The Moscow Times is reporting that the Russian authorities are planning to imprison opposition activist Aleksei Navalny for 13.5 years. This would consist of 3.5 years, previously suspended, for his earlier conviction for fraud in the Yves Rocher case, and an additional 10 years for new charges which allege that Navalny stole contributions given to his campaign by supporters.
I have no idea if this is true, but it is not implausible. The Moscow Times remarks that the reason for this sharp turn in policy towards Navalny ‘comes from the Kremlin’s belief that Navalny is a Western cutout.’ Support for this hypothesis came with a statement by the head of the Security Council, Nikolai Patrushev, who told the newspaper Argumenty i Fakty that the West was using Navalny to destabilize Russia from inside, with the aim of producing a result similar to the Maidan revolution in Ukraine. ‘The West needs this new leader [Navalny] to destabilize the situation in Russia, for social upheaval, strikes, and new Maidans,’ said Patrushev.
It’s clear, then, that the line the Kremlin plans to take against Navalny, and associated oppositionists, is that they are a tool of hostile Western powers. One might imagine, therefore, that those Western powers, if they really want to help the Russian opposition, would try to dispel this perception, to distance themselves from the opposition as much as possible, and so allow it to claim that it is truly an autonomous phenomenon.
Instead of this, however, Western pundits are lining up with proposals which seem to be designed to justify everything that Patrushev had to say, and so to discredit Navalny and the Russian opposition as a bunch of Western stooges.
Take for instance one-time US diplomat Richard Haass, who now serves as head of the prestigious Council for Foreign Relations, considered by many to be the American establishment think-tank par excellence. On Monday, he posted the following message on Twitter:
A suggestion: the next Nobel Peace Prize recipient ought to be Alexei Navalny for advocating peaceful protest against corruption in Putin’s Russia. Doing so would not only be right on the merits but would provide some much needed protection & a boost to Navalny & his supporters.
I suppose that would be like how the Nobel prize for literature protected Boris Pasternak and Aleksandr Solzhenitsyn from persecution from the Soviet authorities (not!). In reality, the effect of such a move would likely be just to discredit the Nobel committee in the eyes of the Russian government, and to reinforce the impression that Navalny is a tool of the West.
Haass isn’t the only one making bad recommendations. For instance, an editorial in the Financial Times on Tuesday argued that the West must hold the Kremlin ‘to account for Mr Navalny’s imprisonment, and how it treats his supporters.’ Meanwhile The Times made the same point. Germany should cancel the North Stream 2 pipeline, it said, while the United Kingdom should seize the money of Russians hiding their wealth in London, so that the Kremlin’s lackeys in the UK ‘start to feel the pinch.’
The prize for worst advice, however, surely belongs to Mark Galeotti, who posted the following on Twitter:
I’d also like to see diplomats accompanying marchers in hope moderates state behaviour and esp media crews covering protests.

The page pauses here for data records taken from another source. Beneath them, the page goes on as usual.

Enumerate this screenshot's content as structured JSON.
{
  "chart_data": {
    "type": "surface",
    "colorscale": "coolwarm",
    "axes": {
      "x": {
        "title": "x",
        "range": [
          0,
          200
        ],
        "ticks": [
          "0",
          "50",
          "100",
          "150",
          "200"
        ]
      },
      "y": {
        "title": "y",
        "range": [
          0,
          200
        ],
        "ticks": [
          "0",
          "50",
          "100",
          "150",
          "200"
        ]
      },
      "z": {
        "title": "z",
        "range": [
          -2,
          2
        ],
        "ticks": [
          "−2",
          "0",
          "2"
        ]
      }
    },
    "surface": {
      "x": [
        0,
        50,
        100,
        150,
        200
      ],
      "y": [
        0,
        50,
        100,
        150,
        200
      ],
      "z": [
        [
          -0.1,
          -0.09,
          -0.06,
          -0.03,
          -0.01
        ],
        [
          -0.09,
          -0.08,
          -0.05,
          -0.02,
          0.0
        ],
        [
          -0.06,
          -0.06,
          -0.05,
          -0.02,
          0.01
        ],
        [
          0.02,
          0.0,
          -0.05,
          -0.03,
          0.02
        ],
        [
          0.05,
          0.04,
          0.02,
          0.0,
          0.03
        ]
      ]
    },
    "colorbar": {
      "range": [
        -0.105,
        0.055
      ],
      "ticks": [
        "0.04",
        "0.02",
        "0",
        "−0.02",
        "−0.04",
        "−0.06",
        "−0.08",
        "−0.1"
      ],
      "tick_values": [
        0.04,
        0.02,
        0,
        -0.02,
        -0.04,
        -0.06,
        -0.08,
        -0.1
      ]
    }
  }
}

One can scarcely conceive of anything better designed to justify the authorities’ claims that Navalny and his supporters are in the pay of the West. Let’s imagine that Russian diplomats accompanied protestors in the United States or some other Western country – the outrage would be enormous. Why would it be any different in the case of Western diplomats joining political protests in Russia?
And just imagine what the Russian media would make of such a thing? They’d love it – pictures of Western diplomats ‘interfering’ in Russian affairs would be all over the TV, allowing the talk show hosts to make hay with claims that it was proof positive of how the protests were being orchestrated from abroad. It really is a truly misguided suggestion.
But it follows a pattern. Underlying a lot of these proposals is a sense that Russia is teetering on the brink of social collapse and political revolution. ‘Acting together, the West can send Mr Putin reeling,’ claims The Times. The West must prepare for Russia’s inevitable ‘rupture’, says Janusz Bugajski, a senior fellow at the Jamestown Foundation in Washington, DC, in an article for the Washington Examiner.
In these circumstances, it’s felt that all the West needs to do is give Russia a push and the whole rotten edifice will come crumbling down. But this isn’t correct. The system is much more stable than its critics like to think, and the current scale of protest is both far from unprecedented and far from sufficient to bring the system to its knees. A bit of help from foreign powers isn’t going to change that.
What it will do, though, is taint Russia’s opposition even more than it is tainted already. Right now, Navalny’s fate hangs in the balance. The authorities might yet decide not to go down too hard on him and others like him. But if the pundits above have their way, the response could well be very harsh. The more the West is seen as interfering in Russia’s affairs with hostile intent, the harder the state will clamp down on its opponents.
In brief, the last thing the Russian opposition needs is more ‘help’ from the West. I realize that saying that deflates our collective ego, by depriving us of a positive role in the unfurling of events. But in this case, as in so many others, a bit of humility might do everyone a lot of good.